While there are definite similarities between the Texas cities, she has started to contrast them in terms of their relationship to water. In San Antonio, building has to be regulated as it relates to the city’s dearth of water, whereas in Houston, “we’re building over land that could have soaked up the water.” She had initially planned to use reclaimed wood for the structure, but now the materials will speak more directly to her own experience. Also, her “neighbors…were happy that it was going somewhere other than a landfill.”

In addition to contemplative pieces like the labyrinth, there will also be works of sheer delight and amazement. For this viewers can look to the work of the Lullwood Group, a collective of mostly San Antonio-based artists who will be donning “bodysuits covered in thousands of mirror tiles” as they roam the festival’s grounds. “We just want to be the disco ball for this party,” participating artist Connie Swann says. This will be Lullwood’s fourth Luminaria appearance, a “totally immersive experience,” in which the artists will move around the festival. They will play off existing lights in a “spectacle of reflection.” The 6-person art collective has created a playlist for the festival and will be engaging the crowd in what Swann calls a “Soul Train dance party,” inviting all festival-goers to join in the merriment.

A few of Tatsuya Nakatani’s acoustic percussion instruments. Courtesy Luminaria.

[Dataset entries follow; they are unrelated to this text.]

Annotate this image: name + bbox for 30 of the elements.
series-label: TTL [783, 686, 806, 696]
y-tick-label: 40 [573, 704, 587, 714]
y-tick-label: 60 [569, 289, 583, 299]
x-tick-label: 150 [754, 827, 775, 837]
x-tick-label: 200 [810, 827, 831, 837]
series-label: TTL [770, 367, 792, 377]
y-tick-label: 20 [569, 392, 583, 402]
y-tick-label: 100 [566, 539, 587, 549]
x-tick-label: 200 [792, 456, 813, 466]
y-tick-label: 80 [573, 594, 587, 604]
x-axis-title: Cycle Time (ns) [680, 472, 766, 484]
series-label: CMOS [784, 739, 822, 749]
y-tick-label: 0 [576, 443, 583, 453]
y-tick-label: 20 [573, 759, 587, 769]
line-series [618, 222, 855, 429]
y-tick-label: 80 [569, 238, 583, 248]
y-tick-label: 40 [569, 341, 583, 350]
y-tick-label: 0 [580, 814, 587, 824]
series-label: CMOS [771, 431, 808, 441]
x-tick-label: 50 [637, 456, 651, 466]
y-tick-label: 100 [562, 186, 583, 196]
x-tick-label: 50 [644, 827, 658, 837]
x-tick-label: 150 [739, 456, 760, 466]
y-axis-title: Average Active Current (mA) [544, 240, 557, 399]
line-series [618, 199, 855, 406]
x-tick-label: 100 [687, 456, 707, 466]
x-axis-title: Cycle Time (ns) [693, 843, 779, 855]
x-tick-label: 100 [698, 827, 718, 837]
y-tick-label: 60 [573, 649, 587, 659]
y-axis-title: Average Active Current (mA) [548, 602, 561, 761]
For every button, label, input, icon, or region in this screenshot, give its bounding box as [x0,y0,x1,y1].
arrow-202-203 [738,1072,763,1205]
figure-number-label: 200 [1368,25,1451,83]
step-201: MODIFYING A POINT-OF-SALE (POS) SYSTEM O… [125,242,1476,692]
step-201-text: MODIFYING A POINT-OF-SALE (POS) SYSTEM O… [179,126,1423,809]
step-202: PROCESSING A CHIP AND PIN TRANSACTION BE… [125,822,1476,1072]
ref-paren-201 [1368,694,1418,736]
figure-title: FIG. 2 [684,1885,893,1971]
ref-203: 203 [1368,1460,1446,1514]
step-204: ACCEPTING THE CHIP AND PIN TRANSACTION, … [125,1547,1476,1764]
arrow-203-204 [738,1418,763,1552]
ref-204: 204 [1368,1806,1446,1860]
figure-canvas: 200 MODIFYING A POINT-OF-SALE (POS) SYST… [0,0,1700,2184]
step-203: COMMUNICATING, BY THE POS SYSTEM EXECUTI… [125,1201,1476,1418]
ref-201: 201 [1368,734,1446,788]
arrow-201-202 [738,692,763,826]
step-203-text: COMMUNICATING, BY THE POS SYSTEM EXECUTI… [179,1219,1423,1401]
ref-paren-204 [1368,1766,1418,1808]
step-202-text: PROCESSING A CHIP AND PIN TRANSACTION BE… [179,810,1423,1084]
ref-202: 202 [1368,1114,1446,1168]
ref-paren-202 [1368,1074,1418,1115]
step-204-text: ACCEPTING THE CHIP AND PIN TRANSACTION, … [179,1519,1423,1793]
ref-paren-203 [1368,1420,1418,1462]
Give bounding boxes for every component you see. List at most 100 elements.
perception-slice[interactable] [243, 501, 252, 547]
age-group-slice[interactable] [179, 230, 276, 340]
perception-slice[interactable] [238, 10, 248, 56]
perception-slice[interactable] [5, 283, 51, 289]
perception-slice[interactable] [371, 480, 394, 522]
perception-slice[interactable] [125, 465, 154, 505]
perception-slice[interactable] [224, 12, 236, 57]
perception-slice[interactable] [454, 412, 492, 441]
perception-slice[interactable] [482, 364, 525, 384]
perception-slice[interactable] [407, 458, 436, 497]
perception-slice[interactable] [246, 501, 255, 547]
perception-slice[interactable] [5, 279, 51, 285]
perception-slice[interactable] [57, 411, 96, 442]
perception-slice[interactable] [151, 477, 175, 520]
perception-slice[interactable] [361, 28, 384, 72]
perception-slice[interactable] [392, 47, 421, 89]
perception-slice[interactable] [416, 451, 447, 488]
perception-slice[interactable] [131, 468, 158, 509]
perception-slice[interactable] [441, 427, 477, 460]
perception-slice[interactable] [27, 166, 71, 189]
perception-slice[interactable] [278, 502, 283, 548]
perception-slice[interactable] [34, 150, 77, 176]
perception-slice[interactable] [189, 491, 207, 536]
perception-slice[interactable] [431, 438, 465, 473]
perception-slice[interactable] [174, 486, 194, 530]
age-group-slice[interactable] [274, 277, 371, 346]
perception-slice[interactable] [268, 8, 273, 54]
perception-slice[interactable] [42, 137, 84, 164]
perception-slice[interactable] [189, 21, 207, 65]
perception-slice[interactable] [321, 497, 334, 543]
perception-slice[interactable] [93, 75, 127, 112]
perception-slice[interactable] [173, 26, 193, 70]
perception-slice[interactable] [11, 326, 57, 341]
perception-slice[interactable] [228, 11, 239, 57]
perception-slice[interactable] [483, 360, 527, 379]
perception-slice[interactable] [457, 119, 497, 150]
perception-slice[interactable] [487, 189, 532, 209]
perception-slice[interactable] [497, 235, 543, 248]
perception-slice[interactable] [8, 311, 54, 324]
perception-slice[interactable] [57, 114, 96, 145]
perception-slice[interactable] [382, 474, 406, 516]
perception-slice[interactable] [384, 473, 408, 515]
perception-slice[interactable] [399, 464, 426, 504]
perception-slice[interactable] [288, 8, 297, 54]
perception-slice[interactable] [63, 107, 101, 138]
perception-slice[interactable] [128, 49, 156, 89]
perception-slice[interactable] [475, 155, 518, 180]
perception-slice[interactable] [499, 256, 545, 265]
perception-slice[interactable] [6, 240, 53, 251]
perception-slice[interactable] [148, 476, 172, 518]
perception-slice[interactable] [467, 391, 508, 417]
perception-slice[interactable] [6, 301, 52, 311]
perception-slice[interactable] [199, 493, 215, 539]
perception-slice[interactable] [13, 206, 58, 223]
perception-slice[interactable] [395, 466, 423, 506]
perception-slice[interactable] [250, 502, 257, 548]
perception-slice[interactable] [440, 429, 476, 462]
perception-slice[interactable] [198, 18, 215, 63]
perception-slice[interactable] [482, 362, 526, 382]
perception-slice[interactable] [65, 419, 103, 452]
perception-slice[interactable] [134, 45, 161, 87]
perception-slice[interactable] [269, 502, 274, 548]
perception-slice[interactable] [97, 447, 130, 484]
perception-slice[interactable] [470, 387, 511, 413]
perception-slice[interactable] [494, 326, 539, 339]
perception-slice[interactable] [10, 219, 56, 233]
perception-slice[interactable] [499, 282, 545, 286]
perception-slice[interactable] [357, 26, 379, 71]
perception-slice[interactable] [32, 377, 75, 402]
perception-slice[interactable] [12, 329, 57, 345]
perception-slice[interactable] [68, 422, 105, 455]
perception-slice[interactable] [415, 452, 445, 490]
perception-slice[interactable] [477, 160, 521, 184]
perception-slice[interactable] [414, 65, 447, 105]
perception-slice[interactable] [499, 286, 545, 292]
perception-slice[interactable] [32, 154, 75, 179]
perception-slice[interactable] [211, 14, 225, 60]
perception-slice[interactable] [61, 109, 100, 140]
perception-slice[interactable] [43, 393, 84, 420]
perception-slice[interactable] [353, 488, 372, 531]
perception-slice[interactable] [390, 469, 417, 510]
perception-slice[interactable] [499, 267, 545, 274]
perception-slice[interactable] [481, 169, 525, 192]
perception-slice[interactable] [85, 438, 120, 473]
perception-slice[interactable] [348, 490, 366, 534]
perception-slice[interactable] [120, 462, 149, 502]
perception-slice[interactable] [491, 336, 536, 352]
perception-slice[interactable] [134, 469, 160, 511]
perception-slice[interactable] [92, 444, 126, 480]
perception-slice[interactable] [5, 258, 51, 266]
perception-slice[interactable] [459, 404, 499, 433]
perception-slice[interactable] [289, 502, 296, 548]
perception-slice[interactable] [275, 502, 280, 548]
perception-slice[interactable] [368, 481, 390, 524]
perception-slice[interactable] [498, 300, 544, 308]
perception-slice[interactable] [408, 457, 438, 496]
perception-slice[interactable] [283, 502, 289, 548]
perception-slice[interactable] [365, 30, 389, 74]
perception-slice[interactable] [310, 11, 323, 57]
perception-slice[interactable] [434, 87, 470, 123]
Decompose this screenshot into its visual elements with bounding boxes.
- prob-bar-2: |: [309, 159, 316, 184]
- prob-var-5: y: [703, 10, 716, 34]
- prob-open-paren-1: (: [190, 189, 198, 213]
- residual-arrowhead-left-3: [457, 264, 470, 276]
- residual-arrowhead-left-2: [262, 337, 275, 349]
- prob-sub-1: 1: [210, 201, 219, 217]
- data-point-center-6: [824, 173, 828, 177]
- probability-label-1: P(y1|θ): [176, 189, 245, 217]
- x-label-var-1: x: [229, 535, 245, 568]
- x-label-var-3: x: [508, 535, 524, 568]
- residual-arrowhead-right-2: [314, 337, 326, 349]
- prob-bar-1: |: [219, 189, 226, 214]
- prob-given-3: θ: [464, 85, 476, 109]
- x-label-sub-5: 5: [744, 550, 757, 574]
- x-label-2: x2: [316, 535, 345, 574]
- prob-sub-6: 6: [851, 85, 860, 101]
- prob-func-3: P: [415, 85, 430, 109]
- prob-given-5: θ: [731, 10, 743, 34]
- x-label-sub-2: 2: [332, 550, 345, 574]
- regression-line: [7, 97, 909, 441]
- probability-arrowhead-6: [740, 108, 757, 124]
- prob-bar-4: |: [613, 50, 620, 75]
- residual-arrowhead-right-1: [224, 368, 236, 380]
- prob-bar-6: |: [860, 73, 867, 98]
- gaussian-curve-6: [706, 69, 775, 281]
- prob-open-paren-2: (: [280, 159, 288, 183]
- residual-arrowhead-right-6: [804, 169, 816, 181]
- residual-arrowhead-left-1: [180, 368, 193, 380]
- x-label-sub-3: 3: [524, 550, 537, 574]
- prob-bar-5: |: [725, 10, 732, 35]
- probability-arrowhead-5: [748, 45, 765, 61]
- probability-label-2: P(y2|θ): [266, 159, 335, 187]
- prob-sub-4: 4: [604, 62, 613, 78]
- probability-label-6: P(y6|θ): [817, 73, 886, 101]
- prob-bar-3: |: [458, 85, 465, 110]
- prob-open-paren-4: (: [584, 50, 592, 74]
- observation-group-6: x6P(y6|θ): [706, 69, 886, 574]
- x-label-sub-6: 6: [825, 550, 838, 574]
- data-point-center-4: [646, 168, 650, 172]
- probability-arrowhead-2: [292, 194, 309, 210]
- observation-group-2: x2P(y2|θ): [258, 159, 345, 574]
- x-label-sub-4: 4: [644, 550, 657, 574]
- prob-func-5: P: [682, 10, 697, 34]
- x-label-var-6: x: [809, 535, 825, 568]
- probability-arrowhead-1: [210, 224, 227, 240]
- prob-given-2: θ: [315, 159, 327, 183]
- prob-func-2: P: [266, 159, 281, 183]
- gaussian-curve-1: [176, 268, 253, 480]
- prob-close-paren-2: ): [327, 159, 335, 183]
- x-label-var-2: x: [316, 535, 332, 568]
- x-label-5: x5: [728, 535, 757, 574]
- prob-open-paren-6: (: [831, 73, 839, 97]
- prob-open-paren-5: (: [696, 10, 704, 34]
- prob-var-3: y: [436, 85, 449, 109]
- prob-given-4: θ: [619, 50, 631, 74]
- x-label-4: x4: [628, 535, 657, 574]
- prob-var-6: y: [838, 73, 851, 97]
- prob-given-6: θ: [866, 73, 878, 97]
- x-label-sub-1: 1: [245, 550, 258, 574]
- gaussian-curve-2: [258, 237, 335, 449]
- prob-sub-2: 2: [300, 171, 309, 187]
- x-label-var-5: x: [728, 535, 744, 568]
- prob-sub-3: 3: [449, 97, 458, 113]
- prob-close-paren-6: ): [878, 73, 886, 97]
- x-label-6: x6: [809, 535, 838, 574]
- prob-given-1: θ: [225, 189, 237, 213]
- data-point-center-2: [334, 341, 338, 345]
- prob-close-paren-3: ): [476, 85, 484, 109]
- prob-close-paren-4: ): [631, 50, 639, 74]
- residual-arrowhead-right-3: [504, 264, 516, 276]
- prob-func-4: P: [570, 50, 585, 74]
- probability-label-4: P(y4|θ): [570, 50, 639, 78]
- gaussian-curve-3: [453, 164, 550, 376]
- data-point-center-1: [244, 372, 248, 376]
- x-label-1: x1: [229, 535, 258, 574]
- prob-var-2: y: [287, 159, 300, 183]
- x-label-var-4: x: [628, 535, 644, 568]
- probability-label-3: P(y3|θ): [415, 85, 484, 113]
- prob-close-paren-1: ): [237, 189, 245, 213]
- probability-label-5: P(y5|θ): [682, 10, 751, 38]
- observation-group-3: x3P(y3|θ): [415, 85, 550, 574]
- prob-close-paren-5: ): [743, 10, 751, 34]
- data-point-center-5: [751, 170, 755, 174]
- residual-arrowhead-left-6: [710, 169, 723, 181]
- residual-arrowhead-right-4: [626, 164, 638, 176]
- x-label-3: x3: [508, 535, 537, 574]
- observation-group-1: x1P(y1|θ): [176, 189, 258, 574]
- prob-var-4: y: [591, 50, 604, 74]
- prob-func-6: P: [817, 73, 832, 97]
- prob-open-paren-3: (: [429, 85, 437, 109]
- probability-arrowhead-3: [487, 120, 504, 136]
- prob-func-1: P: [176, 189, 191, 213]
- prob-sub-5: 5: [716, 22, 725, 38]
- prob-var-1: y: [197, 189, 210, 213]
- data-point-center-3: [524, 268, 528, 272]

Not exactly in the category of visual art—yet promising all the same—is a performance by duo Murphi Cook and Zach Dorn, under the moniker Miniature Curiosa. This out-of-the-box puppet/gopro-video/live-performance hybrid has planned a Luminaria performance which is described on the festival website as “exploring the underbelly of childhood nostalgia with the disappointed eyeballs of adulthood.”

Ten years in, the artists, curators, and organizers of Luminaria are continuing to turn over new ground, creating a dynamic, fresh, hard-to-define homage to the city and its rich history.  Attendees can drop off their bicycles at the bike valet, walk the grounds of a historic neighborhood which was turned into an equally historic fairground, all the while interacting with artists and performances designed especially for that space. It’s the kind of layering of local and international, past and present, thoughtful and whimsical, for which San Antonio is most loved. As Luminaria’s executive director puts it, “you will be surprised.”